Your second point, paraphrased: 90% of anything is crap, that doesn’t mean there’s no progress. I’m totally on board with that. But in alignment today, it’s not just that 90% of the work is crap, it’s that the most memetically successful work is crap. It’s not the raw volume of crap that’s the issue so much as the memetic selection pressures.
Your first point, paraphrased: progress toward the the hard problem does not necessarily immediately look like tackling the meat of the hard problem directly. I buy that to some extent, but there are plenty of cases where we can look at what people are doing and see pretty clearly that it is not progress toward the hard problem, whether direct or otherwise. And indeed, I would claim that prosaic alignment as a category is a case where people are not making progress on the hard problems, whether direct or otherwise. In particular, one relevant criterion to look at here is generalizability: is the work being done sufficiently general/robust that it will still be relevant once the rest of the problem is solved (and multiple things change in not-yet-predictable ways in order to solve the rest of the problem)? See e.g. this recent comment for an object-level example of what I mean.

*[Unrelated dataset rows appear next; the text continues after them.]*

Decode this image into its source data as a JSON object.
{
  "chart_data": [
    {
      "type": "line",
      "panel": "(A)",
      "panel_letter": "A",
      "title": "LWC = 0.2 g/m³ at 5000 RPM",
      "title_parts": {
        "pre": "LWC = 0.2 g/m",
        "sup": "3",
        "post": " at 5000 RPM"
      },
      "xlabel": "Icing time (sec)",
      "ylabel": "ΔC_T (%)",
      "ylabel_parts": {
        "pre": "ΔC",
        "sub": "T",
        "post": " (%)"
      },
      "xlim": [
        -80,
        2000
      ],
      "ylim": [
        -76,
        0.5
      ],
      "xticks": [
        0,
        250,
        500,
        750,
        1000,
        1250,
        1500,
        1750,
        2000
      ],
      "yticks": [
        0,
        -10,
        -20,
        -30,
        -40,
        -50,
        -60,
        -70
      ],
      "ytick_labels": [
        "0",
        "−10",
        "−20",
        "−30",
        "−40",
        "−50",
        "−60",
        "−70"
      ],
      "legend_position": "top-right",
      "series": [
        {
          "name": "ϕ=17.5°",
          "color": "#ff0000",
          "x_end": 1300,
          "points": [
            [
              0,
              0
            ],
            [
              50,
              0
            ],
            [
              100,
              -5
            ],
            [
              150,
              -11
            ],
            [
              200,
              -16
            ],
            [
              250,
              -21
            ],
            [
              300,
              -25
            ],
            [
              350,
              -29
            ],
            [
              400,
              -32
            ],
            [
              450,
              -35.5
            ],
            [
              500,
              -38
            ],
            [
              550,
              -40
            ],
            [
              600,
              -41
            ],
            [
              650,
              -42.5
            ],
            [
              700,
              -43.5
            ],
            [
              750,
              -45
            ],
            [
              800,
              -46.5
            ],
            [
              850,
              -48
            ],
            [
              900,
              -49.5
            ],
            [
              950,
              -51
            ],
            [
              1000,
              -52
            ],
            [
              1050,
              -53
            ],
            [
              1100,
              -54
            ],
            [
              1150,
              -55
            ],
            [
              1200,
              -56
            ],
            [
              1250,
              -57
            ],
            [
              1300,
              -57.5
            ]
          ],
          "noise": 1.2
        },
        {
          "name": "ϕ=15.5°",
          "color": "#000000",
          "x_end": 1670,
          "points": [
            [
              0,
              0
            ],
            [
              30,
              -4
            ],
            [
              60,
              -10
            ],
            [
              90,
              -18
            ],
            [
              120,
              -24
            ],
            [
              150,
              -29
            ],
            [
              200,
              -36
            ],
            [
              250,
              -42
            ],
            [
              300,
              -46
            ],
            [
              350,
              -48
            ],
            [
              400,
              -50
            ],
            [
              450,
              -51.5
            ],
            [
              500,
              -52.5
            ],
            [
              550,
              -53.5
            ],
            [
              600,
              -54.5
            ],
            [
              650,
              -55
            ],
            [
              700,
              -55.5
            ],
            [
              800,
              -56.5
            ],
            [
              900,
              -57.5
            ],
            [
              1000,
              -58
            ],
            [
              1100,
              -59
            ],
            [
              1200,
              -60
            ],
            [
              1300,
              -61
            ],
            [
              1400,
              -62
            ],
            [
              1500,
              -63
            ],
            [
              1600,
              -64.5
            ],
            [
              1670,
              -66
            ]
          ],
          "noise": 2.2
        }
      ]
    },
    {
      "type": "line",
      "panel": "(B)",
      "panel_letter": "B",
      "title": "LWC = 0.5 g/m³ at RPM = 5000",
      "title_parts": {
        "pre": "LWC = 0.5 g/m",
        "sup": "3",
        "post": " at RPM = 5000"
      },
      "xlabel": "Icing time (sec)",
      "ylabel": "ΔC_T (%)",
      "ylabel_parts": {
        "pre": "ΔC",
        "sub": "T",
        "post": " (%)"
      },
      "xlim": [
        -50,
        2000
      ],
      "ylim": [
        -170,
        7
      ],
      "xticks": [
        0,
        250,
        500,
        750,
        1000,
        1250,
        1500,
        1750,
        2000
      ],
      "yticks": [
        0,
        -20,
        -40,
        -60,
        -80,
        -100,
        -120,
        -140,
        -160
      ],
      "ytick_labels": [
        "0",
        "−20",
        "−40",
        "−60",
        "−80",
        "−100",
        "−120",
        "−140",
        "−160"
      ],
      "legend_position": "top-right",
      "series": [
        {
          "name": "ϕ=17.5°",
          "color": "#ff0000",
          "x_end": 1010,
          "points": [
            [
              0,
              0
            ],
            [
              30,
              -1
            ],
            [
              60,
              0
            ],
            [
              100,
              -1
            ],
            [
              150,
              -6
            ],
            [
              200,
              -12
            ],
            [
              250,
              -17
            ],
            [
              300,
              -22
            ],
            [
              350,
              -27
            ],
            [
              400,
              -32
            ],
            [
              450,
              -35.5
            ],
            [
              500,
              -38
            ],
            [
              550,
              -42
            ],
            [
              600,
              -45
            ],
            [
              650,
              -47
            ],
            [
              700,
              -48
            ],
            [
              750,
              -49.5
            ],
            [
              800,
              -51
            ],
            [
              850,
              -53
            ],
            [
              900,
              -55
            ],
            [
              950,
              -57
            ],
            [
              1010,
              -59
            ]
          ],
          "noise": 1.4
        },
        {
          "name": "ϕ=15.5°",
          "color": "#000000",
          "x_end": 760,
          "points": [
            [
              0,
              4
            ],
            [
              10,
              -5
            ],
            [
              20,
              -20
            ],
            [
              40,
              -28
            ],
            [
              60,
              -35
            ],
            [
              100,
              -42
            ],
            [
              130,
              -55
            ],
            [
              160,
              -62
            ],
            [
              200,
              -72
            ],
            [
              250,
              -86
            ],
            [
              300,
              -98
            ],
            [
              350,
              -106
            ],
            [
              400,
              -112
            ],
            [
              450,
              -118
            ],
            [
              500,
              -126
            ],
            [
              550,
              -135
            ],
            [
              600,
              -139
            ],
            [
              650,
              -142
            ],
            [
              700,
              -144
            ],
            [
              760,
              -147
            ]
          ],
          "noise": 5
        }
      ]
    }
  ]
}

johnswentworth 28 Dec 2024 0:13 UTC
5 points
2
in reply to: Zach Stein-Perlman’s comment on: The Field of AI Alignment: A Postmortem, and What To Do About It
From the post:
… but crucially, the details of the rationalizations aren’t that relevant to this post. Someone who’s flinching away from a hard problem will always be able to find some rationalization. Argue them out of one (which is itself difficult), and they’ll promptly find another. If we want people to not streetlight, then we need to somehow solve the flinching.